The Kaplan–Meier method revealed that the presence of symptoms at the initial diagnosis and the tumor location in jejunum were associated with significantly worse prognosis. However, according to the multivariate analyses with Cox-hazard model, clinical stage was only significant predictor of DSS for patients with PSBC. Similar to the present study, several studies have reported that the presence of symptoms at the initial diagnosis is a poor prognostic factor [7, 27]. Since there were no specific symptoms of PSBA, the disease may have already progressed when symptoms, such as vomiting, appeared. However, Sakae et al. [7] reported that the presence of symptoms at diagnosis was an independent prognostic factor for the tumor stage. Tian et al. [27] also reported that the multivariate predictors of poor prognosis were intestinal obstruction or perforation at first diagnosis. Based on these reports, symptomatic PSBA itself may exhibit poor oncological behavior. Further research, including genetic analysis, is needed to confirm this hypothesis. Moreover, the DSS rate was significantly lower for the jejunum than for the ileum in our study. This result differed from that of previous reports in that the ileum was a poor prognostic factor [4]. This may be because the rate of stage IV tumors was higher in the jejunum than in the ileum in our study.

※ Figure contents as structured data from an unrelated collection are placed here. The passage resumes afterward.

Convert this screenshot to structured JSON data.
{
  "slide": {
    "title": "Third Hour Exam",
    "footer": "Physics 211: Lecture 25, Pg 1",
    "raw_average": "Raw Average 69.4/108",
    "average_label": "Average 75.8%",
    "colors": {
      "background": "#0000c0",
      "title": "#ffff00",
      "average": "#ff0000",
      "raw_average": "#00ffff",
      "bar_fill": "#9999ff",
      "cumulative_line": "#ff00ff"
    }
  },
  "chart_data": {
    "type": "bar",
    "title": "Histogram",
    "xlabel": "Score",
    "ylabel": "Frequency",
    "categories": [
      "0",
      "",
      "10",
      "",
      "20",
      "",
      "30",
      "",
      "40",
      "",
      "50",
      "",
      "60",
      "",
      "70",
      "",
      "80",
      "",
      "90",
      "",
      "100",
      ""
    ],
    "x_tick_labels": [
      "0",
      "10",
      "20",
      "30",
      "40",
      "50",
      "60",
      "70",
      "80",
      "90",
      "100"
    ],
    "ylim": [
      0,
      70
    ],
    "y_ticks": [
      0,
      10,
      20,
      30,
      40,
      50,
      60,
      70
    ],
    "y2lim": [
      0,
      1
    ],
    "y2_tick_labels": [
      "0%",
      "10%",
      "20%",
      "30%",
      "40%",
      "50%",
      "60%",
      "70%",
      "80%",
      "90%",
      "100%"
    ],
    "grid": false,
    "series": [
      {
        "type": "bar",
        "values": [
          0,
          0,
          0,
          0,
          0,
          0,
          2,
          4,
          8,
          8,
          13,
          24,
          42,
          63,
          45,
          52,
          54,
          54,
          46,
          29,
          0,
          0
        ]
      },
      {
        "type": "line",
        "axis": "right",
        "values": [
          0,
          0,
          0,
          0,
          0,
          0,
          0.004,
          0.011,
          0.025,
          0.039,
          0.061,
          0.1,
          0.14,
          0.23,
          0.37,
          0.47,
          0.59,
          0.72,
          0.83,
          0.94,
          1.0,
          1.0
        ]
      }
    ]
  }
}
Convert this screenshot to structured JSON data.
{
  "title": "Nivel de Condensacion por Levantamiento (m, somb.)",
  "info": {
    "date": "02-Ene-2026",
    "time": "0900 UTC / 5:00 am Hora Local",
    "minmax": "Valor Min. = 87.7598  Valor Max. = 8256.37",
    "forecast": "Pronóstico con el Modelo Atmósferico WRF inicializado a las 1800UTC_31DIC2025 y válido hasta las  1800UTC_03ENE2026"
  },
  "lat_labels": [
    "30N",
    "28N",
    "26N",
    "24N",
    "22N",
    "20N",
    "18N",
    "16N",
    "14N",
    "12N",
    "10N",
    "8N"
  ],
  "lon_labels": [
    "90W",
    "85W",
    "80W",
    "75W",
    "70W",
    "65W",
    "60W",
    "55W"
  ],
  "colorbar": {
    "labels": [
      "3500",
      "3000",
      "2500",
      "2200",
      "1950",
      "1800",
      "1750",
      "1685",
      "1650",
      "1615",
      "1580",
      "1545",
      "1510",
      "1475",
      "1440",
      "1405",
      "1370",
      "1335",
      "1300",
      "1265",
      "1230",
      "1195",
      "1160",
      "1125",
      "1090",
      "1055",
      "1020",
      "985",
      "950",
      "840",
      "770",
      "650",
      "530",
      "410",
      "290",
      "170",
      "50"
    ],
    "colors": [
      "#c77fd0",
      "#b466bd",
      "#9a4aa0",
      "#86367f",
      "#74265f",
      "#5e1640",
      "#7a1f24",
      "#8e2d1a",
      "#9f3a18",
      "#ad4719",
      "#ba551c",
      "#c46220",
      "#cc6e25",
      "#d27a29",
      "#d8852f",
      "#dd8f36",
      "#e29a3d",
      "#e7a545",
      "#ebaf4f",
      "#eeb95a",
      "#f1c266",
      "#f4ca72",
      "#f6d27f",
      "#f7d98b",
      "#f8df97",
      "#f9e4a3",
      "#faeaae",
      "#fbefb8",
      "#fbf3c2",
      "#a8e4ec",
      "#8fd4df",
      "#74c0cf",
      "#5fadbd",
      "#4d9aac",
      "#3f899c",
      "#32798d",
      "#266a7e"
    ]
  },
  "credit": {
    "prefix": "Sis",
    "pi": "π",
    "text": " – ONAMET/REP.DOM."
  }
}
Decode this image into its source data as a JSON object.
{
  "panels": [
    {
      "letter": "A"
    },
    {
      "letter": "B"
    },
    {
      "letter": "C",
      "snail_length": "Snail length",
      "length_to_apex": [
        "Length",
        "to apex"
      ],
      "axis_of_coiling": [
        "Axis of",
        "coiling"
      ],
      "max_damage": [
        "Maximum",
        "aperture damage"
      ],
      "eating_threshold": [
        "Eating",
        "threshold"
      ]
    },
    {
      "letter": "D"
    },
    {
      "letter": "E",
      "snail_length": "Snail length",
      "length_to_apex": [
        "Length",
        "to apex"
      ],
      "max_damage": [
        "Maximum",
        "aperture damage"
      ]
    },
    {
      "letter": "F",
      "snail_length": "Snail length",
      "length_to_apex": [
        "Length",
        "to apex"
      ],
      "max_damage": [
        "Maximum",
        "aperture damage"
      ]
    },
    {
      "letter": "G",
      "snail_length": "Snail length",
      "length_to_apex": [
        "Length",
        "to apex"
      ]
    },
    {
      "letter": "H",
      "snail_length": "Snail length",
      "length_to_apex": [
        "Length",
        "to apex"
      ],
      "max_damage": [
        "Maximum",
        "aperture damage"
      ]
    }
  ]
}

This study had some limitations. First, this study had an inevitable selection bias, because the data were collected retrospectively from relatively high-volume centers; a prospective multicenter study should be conducted to optimize the treatment for PSBA, a rare disease. Second, not all cases were genetically screened and may potentially include a greater number of patients with Lynch syndrome. Third, only the surgical technique was examined, and it is unknown whether curative surgery was performed. Finally, because there were no PSBA guidelines, treatment decisions were made at the discretion of each institution (most cases were treated in accordance with the JCCAC and JSCCR guidelines). Therefore, there is an urgent need to establish guidelines for PSBAs.
In conclusion, we identified the characteristics and prognoses of patients with PSBA in a large number of cases. To improve the PSBA prognosis, high-risk patients, such as those with Lynch syndrome, should be identified and screened, and PSBA should be detected and treated in the early stages before symptoms appear.